Tesis turunun ardından DemirDöküm Ar-Ge Merkezi’nin yetkinliklerine ve çalışmalarına değinen DemirDöküm Ar-Ge Merkezi Direktörü Ahmet Şen ise “DemirDöküm Ar-Ge Merkezi’nde, DemirDöküm mühendisleri tarafından geliştirilen yazılım ve donanımlar kullanılıyor. Stratejik olarak çevre, verimlilik, yenilenebilir ve alternatif enerji kaynaklarının kullanımı, sistem yaklaşımı ile kişisel çözümler üretme ve otomasyon-iletişim teknolojisinin ürünlere uygulanmasıyla beraber güneş enerjisi sistemleri, kaskad çözümler ve akıllı kontrol sistemleri temel Ar-Ge konularımız arasında yer alıyor” diye konuştu.
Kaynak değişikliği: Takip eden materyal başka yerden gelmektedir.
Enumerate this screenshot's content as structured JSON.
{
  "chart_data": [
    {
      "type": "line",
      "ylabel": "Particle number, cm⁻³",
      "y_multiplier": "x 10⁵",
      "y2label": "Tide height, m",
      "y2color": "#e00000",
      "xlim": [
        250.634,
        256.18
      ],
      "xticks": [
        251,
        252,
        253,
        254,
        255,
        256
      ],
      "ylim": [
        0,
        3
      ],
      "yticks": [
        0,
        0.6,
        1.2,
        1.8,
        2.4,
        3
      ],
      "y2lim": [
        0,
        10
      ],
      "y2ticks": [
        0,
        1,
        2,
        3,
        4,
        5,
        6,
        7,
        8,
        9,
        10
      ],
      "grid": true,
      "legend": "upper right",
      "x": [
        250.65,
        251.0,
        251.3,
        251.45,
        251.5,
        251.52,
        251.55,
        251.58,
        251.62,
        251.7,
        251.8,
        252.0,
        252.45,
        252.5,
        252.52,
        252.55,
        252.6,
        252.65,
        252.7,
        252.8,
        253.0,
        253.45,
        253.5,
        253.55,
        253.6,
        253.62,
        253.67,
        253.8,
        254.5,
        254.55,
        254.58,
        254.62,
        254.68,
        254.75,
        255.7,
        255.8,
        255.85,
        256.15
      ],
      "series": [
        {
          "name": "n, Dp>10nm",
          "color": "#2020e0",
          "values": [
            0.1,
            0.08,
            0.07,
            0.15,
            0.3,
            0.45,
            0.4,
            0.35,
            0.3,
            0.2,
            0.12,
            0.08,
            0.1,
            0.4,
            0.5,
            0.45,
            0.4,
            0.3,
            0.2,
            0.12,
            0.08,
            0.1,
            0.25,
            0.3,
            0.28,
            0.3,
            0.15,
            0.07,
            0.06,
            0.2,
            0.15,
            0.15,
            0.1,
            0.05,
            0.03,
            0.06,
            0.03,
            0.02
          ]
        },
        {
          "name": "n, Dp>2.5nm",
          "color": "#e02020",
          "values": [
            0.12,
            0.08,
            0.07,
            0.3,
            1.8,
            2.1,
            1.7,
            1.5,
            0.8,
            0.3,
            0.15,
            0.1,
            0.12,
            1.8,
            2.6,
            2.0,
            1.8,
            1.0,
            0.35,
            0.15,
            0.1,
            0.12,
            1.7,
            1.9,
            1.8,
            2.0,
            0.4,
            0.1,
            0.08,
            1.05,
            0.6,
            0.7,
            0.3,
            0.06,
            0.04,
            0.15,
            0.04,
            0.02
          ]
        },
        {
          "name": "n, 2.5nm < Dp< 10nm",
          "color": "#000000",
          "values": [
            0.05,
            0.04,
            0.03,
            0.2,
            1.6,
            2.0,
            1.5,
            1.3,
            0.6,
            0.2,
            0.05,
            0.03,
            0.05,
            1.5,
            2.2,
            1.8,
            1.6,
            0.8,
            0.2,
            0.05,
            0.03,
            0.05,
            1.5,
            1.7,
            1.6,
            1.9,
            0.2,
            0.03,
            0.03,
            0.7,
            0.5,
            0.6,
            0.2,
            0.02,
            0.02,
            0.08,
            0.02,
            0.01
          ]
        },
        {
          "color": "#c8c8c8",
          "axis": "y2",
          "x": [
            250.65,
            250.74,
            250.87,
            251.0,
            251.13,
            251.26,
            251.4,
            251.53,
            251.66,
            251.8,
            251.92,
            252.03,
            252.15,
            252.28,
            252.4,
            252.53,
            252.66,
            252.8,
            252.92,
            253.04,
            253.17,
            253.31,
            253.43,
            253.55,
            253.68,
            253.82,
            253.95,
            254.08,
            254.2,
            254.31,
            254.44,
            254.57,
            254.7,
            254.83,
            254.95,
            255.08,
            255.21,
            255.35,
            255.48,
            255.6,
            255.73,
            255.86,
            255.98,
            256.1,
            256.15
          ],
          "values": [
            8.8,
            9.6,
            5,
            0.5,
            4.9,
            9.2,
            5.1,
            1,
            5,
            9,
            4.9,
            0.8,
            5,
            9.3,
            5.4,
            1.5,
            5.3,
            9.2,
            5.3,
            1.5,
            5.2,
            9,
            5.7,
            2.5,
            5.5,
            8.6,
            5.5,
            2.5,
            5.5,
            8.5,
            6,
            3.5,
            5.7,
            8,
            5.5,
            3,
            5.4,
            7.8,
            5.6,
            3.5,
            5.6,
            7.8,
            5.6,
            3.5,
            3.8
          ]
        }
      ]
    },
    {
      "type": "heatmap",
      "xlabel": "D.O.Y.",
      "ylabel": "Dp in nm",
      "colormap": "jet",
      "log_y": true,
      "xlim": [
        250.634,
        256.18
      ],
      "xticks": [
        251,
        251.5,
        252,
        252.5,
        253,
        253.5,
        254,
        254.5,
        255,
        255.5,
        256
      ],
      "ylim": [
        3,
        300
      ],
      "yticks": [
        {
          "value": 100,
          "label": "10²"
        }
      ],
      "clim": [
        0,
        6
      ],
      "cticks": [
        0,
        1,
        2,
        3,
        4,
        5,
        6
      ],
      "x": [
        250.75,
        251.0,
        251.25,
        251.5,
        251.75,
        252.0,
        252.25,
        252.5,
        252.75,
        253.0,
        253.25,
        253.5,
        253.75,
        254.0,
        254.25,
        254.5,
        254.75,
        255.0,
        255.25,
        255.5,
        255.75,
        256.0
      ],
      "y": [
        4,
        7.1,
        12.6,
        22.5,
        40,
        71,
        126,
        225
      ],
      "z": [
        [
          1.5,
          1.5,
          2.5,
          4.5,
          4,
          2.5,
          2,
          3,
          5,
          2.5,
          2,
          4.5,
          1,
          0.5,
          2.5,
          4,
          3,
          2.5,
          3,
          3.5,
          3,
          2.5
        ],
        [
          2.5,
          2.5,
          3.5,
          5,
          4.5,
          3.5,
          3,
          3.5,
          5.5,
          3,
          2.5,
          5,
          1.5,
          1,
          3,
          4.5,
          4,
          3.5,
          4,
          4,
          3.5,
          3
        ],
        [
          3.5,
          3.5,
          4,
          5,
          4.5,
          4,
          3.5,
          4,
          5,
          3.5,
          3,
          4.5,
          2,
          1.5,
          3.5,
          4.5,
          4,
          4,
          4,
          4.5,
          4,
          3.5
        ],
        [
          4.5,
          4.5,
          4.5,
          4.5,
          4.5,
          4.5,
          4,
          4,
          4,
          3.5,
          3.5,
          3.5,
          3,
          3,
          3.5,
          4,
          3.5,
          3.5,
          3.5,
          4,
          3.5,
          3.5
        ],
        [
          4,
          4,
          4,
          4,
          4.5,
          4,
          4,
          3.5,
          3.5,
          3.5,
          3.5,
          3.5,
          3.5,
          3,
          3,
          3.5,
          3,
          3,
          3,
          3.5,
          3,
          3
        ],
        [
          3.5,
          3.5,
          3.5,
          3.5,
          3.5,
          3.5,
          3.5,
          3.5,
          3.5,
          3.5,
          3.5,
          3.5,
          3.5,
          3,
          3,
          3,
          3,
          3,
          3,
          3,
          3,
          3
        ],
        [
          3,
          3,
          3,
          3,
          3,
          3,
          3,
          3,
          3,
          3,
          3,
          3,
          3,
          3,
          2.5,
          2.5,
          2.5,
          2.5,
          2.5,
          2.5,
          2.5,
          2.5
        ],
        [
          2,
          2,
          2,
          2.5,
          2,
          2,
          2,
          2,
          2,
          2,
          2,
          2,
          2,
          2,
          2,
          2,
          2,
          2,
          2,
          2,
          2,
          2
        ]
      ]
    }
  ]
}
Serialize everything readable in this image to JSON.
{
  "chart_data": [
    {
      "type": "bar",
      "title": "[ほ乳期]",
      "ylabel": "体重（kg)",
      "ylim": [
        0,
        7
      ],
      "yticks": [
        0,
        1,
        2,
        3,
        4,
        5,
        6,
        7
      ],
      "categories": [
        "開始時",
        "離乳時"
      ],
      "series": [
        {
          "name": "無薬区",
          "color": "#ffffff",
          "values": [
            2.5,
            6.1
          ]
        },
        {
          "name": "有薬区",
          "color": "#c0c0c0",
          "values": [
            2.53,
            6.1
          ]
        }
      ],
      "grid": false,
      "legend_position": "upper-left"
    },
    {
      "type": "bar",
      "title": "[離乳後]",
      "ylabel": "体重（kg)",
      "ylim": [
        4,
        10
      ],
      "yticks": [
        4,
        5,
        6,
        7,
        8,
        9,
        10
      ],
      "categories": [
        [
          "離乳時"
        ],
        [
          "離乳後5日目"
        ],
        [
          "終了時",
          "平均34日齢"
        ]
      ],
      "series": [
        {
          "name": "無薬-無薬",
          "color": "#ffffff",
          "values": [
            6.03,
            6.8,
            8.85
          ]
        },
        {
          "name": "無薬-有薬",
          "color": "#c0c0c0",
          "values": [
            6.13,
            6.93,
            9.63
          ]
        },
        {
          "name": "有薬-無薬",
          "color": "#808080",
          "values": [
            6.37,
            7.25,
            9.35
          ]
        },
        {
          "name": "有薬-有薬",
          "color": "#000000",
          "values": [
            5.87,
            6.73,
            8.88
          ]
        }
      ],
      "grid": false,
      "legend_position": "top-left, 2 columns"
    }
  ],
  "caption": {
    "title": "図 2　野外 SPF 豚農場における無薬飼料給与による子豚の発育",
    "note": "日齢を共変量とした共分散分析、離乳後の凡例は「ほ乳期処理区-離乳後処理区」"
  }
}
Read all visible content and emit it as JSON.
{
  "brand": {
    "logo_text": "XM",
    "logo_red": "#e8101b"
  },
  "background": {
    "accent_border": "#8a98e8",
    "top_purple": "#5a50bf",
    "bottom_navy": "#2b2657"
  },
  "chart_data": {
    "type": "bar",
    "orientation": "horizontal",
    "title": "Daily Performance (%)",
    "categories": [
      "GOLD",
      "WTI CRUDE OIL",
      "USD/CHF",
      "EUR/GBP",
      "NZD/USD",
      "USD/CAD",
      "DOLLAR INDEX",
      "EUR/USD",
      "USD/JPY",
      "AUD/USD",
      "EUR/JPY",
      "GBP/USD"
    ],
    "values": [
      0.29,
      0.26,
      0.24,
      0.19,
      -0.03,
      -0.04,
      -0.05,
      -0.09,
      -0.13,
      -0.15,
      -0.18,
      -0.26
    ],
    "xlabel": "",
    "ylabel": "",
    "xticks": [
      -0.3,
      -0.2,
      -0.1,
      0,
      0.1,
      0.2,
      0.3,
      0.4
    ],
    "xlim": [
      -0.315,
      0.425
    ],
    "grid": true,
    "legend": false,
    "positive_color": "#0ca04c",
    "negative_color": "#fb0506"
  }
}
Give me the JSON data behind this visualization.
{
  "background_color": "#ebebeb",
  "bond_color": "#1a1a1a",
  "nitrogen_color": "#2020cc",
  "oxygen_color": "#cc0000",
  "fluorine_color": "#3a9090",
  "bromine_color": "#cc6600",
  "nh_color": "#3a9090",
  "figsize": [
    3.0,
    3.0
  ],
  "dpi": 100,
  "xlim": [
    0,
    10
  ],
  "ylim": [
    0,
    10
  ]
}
“Kalite, DemirDöküm’ün DNA’sında var”
Oldukça hareketli geçen günün bir değerlendirmesi niteliğindeki kapanış toplantısında ise DemirDöküm’ün her geçen gün güçlenerek, pazarın üstünde bir performansla çalışmalarına devam ettiğini belirten DemirDöküm CEO’su Dr. Axel Busch, şunları kaydetti: “Kalite, DemirDöküm’ün DNA’sında var. Tüm arkadaşlarımız en iyi kalitede, en iyi ürünü üretmek anlayışıyla çalışıyor. Öte yandan DemirDöküm sadece en iyi kalitede kombi, şofben, termosifon ya da panel radyatör üretmekle kalmıyor. Aynı zamanda tüm ürünleriyle beraber teknoloji üretip, bu teknolojiyi hem yurtiçinde hem de ihracat pazarlarına sunuyor. Bu anlayışımız neticesinde hem finansal sonuçlarımızla, hem de fabrikamızdaki teknolojik gelişimimiz ve yatırımlarımızla sürdürülebilir büyümemizi her yıl perçinliyoruz.” Etkinlik, basın mensuplarının sorularının ardından Eskişehir Gaga Restaurant’ta düzenlenen akşam yemeği ile son buldu.